# Best Auto Focus EOS



## boesman73 (Oct 17, 2012)

My eye sight is going and I need to upgrade from my old 10d.   Thinking the 7d looks like my best option.  Any thoughts.  Thanks.


----------



## TheFantasticG (Oct 17, 2012)

Best EOS AF? I hear its the 1DX or 5Dmk3... But not speaking from experience just all the reviews I've read.


----------



## Hardrock (Oct 17, 2012)

What is the budget? Ive owned a Canon rebel XT, 50D and 7D. The Canon 7D is far superior to both previous cameras Ive owned.

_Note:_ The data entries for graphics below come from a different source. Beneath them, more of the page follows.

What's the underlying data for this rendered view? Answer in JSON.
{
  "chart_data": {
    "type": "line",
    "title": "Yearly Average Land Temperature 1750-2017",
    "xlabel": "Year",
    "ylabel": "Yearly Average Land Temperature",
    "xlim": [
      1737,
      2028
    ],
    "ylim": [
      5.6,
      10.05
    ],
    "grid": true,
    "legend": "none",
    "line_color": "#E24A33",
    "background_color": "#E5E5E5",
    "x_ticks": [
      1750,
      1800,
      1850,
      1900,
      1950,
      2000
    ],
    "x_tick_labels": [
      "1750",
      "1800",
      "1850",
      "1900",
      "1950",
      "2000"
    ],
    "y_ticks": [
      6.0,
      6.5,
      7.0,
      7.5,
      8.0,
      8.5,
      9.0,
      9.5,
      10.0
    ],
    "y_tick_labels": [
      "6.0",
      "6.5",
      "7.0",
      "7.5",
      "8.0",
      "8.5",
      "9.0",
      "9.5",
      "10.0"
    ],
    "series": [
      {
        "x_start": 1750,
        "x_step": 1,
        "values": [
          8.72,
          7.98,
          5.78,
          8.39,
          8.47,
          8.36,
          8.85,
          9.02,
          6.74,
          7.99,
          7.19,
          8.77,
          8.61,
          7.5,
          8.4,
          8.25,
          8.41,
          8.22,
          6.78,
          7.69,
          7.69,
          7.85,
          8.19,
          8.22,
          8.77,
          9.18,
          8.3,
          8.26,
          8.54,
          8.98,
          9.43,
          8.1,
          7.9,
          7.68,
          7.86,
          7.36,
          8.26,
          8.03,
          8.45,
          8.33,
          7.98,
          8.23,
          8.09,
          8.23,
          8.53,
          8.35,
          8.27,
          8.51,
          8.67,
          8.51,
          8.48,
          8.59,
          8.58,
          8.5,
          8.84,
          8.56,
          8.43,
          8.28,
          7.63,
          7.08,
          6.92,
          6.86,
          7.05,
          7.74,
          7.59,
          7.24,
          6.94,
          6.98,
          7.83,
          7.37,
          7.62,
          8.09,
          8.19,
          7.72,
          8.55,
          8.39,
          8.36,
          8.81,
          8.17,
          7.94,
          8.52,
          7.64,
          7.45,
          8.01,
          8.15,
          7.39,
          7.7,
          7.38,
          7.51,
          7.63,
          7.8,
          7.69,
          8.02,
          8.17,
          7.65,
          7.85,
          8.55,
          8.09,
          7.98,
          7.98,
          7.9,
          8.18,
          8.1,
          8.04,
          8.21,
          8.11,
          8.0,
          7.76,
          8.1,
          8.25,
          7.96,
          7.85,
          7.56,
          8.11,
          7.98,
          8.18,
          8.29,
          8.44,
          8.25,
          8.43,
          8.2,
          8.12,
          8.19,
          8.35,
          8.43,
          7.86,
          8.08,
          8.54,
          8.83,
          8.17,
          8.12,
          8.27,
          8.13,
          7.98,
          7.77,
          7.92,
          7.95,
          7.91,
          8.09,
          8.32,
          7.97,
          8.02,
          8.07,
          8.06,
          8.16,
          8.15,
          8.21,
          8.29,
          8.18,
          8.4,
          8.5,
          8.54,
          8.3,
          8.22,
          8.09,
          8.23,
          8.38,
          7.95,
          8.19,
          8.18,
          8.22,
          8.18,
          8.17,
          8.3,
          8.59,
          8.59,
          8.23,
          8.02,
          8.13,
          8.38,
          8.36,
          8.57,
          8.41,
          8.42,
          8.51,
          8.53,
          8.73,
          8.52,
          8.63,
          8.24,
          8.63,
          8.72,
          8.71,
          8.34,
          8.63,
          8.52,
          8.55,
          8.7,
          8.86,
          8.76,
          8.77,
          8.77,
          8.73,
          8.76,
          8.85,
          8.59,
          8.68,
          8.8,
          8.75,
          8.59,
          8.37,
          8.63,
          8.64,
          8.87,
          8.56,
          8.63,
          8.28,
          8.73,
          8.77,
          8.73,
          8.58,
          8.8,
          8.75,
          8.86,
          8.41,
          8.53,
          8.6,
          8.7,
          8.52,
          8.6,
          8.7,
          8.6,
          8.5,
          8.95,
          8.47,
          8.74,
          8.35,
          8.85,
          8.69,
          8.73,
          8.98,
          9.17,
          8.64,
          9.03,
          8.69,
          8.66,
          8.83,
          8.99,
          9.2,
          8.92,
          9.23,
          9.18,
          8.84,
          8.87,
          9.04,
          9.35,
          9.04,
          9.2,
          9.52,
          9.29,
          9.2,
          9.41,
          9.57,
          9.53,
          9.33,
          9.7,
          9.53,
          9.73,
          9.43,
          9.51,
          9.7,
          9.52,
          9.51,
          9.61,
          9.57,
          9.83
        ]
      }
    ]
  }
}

The 50D wasn't bad but the 7D blew it out of the water.


----------



## boesman73 (Oct 17, 2012)

I was hoping to stick to my upper limit of $2k.


----------



## MLeeK (Oct 17, 2012)

The new 6D is looking pretty impressive too.


----------



## TCampbell (Oct 17, 2012)

The 6D is Canon's new (technically not shipping yet) full-frame and they have improved the focus system over the 5D II but is not as good as the 5D III or even the 7D.  It has 11 points.  The center point is cross-type, but the rest are vertical or horizontal only.  The 5D III  (but that's a $3500 body) has 61 AF points and up to 41 of them can function in cross-type mode.  A fantastic focus system to be sure... but a price that's well beyond what you were hoping to spend.

The 7D is the best crop-frame body in the line-up.  It has a 19 point auto-focus array and all 19 points are the high-precision "cross type" focus points.  It's an excellent camera for focus precision and "list" price is only $1600.  BTW, if you phone Canon, you may find that they'll give you a "loyalty program" trade-in for your 10D... it will probably knock several hundred dollars off the price of the 7D if you want to trade in the 10D body.  They don't publicly "publish" the prices available on the loyalty program ... it changes all the time and you have to call to find out what the current offers are.   But the 7D is commonly available through that program.  It may be a refurbished 7D body (ask).  It would be a way to save quite a chunk on the price of the camera and leave you with more money in case you'd like to buy something else.

The 10D was, if I recall, the only APS-C crop-frame body that could not take EF-S lenses (it would have had to use only the EOS "EF" series lenses) so even if you decided to go with a 6D you still wouldn't have to worry about lens compatibility (6D, being a "full frame" body can only use "EF" series lenses.)

BTW, be aware of two things:

1)  There's a tiny little wheel next to the viewfinder.  That wheel allows you to adjust focus for your eyes (it can handle up to -3/+3 diopters worth of change.)  This way if you don't shoot with glasses, you can still your subject's "in focus" through the viewfinder.  I believe they make a slide-on attachment that can increase that even more.   I don't believe it handles astigmatism.

2)  You can tell the camera to use only a specific AF point for focus.  OR... you can let the camera auto-choose.  If you let it auto-select (the default) then it will always pick the AF point which is able to lock focus on a subject at the CLOSEST focusing distance.  Suppose I'm taking a photo of someone on a patio, but there are some flowers in the foreground near the edge of the frame.  If those flowers happen to be located at a point in the scene with an auto-focus point, then the camera is going to lock onto the flowers in the foreground and NOT your intended subject a bit farther away.  Keep this in mind when you're composing a shot and make sure the AF point that lights up (the point it chooses will light up in red) is actually on your intended subject -- otherwise hit the AF point selection button and select the AF point you want it to use.


----------



## boesman73 (Oct 17, 2012)

Thanks for the info Tim:   Very helpful..


----------



## boesman73 (Oct 20, 2012)

About a $300  savings by trading in the 10d.  For a refurbished 7d.


----------